Mazarin tressaillit.
– Monseigneur, dit d’Artagnan, Votre Éminence voit combien nous y mettons de formes, mais cependant nous sommes obligés de la prévenir que nous n’avons pas de temps à perdre; ouvrez donc, Monseigneur, s’il vous plaît, et veuillez vous souvenir, une fois pour toutes, qu’au moindre mouvement que vous feriez pour fuir, au moindre en que vous pousseriez pour échapper, notre position étant tout exceptionnelle, il ne faudrait pas nous en vouloir si nous nous portions à quelque extrémité.
– Soyez tranquilles, messieurs, dit Mazarin, je ne tenterai rien, je vous en donne ma parole d’honneur.
D’Artagnan fit un signe à Porthos de redoubler de surveillance, puis, se retournant vers Mazarin:
– Maintenant, Monseigneur, entrons, s’il vous plaît.
XCIII. Conférences
Mazarin fit jouer le verrou d’une double porte, sur le seuil de laquelle se trouva Athos tout prêt à recevoir son illustre visiteur, selon l’avis que Comminges lui avait donné.
En apercevant Mazarin il s’inclina.
– Votre Éminence, dit-il, pouvait se dispenser de se faire accompagner; l’honneur que je reçois est trop grand pour que je l’oublie.
– Aussi, mon cher comte, dit d’Artagnan, Son Éminence ne voulait-elle pas absolument de nous; c’est du Vallon et moi qui avons insisté, d’une façon inconvenante peut-être, tant nous avions grand désir de vous voir.
À cette voix, à son accent railleur, à ce geste si connu qui accompagnait cet accent et cette voix, Athos fit un bond de surprise.
– D’Artagnan! Porthos! s’écria-t-il.
– En personne, cher ami.
– En personne, répéta Porthos.
– Que veut dire ceci? demanda le comte.
– Ceci veut dire, répondit Mazarin, en essayant, comme il l’avait déjà fait, de sourire, et en se mordant les lèvres en souriant, cela veut dire que les rôles ont changé, et qu’au lieu que ces messieurs soient mes prisonniers, c’est moi qui suis le prisonnier de ces messieurs, si bien que vous me voyez forcé de recevoir ici la loi au lieu de la faire. Mais, messieurs, je vous en préviens, à moins que vous ne m’égorgiez, votre victoire sera de peu de durée; j’aurai mon tour, on viendra…
– Ah! Monseigneur, dit d’Artagnan, ne menacez point; c’est d’un mauvais exemple. Nous sommes si doux et si charmants avec Votre Éminence! Voyons, mettons de côté toute mauvaise humeur, écartons toute rancune, et causons gentiment.

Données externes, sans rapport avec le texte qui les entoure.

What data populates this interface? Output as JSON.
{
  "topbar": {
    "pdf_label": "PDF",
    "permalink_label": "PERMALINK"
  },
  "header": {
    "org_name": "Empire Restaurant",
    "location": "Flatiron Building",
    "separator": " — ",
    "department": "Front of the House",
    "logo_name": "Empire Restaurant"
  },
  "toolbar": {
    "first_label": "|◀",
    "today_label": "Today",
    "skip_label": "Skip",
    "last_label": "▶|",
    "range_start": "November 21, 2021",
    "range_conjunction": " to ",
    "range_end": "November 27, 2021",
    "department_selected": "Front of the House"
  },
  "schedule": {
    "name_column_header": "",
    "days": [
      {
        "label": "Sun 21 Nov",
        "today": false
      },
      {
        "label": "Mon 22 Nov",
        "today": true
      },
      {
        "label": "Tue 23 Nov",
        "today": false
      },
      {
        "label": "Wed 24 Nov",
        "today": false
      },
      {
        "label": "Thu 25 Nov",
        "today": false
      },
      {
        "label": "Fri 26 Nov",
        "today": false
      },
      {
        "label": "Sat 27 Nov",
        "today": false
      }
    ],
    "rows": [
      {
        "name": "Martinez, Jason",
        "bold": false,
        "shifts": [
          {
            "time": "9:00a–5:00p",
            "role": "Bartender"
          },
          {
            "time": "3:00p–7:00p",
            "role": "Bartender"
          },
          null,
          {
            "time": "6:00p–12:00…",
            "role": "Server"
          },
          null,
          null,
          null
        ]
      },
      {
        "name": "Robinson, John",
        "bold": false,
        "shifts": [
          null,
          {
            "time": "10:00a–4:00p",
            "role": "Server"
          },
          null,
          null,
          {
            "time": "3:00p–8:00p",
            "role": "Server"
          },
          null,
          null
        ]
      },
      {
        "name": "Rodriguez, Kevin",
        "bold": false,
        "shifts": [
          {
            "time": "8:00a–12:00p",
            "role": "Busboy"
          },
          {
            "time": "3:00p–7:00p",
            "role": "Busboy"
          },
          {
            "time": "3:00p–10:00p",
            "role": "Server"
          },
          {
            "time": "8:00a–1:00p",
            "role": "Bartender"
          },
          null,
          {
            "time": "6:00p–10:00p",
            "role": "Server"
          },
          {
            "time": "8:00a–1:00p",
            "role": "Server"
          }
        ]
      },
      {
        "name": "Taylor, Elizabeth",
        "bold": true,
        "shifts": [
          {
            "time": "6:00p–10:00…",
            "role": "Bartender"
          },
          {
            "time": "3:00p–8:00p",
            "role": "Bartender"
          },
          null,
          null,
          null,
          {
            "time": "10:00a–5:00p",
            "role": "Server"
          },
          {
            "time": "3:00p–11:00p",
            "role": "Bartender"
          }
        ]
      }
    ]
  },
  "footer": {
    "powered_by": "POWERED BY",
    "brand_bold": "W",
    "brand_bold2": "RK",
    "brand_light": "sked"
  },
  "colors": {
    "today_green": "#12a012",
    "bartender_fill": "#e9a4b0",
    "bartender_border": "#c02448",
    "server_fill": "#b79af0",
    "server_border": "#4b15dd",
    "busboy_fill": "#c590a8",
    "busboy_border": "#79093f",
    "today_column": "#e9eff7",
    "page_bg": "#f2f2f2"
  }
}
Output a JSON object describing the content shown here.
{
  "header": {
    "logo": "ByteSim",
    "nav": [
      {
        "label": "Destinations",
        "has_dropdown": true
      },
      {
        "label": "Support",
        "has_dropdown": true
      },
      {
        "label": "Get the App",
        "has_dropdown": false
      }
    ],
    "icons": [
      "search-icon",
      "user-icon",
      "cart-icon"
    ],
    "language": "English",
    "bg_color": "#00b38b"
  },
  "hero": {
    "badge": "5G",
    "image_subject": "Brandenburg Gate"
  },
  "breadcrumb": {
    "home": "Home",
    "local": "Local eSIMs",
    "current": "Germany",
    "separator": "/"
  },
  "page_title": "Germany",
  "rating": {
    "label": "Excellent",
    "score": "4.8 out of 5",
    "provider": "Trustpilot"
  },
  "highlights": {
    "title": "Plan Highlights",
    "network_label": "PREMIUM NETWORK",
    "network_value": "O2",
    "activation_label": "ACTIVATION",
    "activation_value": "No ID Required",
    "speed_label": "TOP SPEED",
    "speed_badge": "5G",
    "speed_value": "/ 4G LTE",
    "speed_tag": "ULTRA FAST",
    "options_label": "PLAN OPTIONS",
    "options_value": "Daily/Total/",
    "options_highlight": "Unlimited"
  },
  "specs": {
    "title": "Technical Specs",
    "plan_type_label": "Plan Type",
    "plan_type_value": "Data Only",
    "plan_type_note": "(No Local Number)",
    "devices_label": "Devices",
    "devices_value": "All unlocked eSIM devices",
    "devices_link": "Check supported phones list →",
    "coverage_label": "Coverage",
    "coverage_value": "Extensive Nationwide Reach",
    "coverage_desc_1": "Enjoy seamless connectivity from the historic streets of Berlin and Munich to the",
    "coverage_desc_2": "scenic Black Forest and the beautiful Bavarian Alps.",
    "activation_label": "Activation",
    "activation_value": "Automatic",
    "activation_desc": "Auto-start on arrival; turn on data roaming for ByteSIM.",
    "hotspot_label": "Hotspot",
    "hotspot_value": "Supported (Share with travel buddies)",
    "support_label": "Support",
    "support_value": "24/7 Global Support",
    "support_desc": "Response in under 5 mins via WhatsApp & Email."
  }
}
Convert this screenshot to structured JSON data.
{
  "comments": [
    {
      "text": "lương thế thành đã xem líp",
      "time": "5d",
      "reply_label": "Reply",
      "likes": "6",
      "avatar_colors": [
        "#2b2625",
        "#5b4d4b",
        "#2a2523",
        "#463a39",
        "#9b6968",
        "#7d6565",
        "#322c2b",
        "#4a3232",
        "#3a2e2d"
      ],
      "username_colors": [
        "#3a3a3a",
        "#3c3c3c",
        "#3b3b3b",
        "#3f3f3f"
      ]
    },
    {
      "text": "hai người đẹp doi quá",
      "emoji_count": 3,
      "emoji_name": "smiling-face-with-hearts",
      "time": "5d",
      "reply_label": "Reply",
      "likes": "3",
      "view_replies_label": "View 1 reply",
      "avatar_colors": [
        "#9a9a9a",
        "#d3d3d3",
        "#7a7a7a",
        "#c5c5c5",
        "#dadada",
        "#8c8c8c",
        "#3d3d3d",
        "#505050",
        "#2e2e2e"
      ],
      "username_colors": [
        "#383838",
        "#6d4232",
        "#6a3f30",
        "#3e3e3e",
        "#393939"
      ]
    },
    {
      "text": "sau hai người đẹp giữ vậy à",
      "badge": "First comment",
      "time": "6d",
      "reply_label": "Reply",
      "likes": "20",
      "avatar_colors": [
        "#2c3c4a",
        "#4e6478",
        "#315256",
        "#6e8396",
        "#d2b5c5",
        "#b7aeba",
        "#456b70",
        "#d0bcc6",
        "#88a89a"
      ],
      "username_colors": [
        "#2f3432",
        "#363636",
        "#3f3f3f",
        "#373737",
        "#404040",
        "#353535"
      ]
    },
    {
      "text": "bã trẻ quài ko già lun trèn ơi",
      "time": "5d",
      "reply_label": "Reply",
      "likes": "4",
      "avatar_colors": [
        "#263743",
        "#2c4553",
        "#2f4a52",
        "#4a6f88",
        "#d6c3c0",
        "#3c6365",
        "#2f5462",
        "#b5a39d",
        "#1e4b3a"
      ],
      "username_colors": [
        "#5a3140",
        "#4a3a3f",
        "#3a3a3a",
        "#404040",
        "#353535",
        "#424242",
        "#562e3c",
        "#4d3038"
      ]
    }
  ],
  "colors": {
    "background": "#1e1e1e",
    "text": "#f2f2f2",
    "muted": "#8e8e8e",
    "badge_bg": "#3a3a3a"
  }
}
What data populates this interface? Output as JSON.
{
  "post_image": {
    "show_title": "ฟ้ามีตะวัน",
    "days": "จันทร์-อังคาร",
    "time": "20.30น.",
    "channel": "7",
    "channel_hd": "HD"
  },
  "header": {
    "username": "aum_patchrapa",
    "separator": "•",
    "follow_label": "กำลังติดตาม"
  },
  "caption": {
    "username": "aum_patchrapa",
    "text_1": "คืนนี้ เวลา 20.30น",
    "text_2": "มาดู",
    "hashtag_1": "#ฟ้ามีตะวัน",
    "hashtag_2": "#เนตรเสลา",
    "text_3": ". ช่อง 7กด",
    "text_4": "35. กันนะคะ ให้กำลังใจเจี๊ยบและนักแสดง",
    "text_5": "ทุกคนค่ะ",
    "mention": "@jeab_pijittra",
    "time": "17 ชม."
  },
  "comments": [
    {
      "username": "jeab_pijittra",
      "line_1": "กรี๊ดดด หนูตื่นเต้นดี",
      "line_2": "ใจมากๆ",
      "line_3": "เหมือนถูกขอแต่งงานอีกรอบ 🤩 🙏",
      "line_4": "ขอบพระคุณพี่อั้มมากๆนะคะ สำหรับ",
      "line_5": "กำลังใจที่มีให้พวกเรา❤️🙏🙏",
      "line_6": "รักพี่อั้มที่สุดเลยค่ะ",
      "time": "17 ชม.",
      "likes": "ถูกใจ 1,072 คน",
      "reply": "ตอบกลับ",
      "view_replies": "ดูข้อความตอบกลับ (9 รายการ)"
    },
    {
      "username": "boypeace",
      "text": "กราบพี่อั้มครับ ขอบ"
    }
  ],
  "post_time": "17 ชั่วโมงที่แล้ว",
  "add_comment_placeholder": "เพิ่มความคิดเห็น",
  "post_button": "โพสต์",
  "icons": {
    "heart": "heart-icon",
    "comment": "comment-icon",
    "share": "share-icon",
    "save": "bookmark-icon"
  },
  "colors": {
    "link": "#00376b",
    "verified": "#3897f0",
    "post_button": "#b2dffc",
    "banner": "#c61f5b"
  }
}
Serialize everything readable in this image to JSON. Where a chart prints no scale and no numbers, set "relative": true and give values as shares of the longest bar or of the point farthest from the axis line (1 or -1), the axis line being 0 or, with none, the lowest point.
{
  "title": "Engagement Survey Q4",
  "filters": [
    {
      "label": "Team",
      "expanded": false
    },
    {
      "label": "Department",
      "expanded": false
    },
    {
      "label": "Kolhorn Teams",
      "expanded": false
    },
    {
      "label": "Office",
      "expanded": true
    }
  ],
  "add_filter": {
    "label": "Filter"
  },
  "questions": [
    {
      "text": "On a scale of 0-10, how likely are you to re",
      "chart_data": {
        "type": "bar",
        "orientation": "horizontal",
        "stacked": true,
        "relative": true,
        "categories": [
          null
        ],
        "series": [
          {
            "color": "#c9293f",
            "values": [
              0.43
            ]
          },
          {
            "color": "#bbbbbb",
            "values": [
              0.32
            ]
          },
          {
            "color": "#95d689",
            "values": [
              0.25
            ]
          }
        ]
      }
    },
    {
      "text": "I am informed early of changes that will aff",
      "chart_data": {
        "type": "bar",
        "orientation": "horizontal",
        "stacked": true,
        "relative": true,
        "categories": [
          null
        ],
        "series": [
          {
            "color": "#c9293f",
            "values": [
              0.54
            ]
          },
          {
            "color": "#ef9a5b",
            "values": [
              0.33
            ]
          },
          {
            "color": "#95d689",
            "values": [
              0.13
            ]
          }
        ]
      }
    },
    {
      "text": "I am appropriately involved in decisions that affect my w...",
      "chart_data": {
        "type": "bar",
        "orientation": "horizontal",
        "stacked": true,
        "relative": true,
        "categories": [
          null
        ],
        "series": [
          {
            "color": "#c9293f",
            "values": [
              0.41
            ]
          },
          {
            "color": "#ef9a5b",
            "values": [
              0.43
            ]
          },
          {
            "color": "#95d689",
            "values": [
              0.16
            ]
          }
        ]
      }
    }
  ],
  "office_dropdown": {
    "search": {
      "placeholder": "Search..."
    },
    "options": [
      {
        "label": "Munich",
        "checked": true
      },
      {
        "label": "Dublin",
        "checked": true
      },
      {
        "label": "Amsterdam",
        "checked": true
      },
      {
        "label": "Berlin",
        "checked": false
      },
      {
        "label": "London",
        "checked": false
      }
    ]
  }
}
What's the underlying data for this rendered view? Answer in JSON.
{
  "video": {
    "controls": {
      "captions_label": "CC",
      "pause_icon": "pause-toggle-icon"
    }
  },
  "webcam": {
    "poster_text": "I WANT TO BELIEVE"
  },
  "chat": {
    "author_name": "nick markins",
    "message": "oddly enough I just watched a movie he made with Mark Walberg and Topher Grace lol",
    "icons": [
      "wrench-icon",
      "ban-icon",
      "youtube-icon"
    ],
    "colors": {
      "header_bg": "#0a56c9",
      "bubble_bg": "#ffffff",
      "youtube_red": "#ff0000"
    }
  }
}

– Je ne demande pas mieux, messieurs, dit Mazarin; mais au moment de discuter ma rançon, je ne veux pas que vous teniez votre position pour meilleure qu’elle n’est; en me prenant au piège, vous vous êtes pris avec moi. Comment sortirez-vous d’ici? Voyez les grilles, voyez les portes, voyez ou plutôt devinez les sentinelles qui veillent derrière ces portes et ces grilles, les soldats qui encombrent ces cours, et composons. Tenez, je vais vous montrer que je suis loyal.
– Bon! pensa d’Artagnan, tenons-nous bien, il va nous jouer un tour.
– Je vous offrais votre liberté, continua le ministre, je vous l’offre encore. En voulez-vous? Avant une heure vous serez découverts, arrêtés, forcés de me tuer, ce qui serait un crime horrible et tout à fait indigne de loyaux gentilshommes comme vous.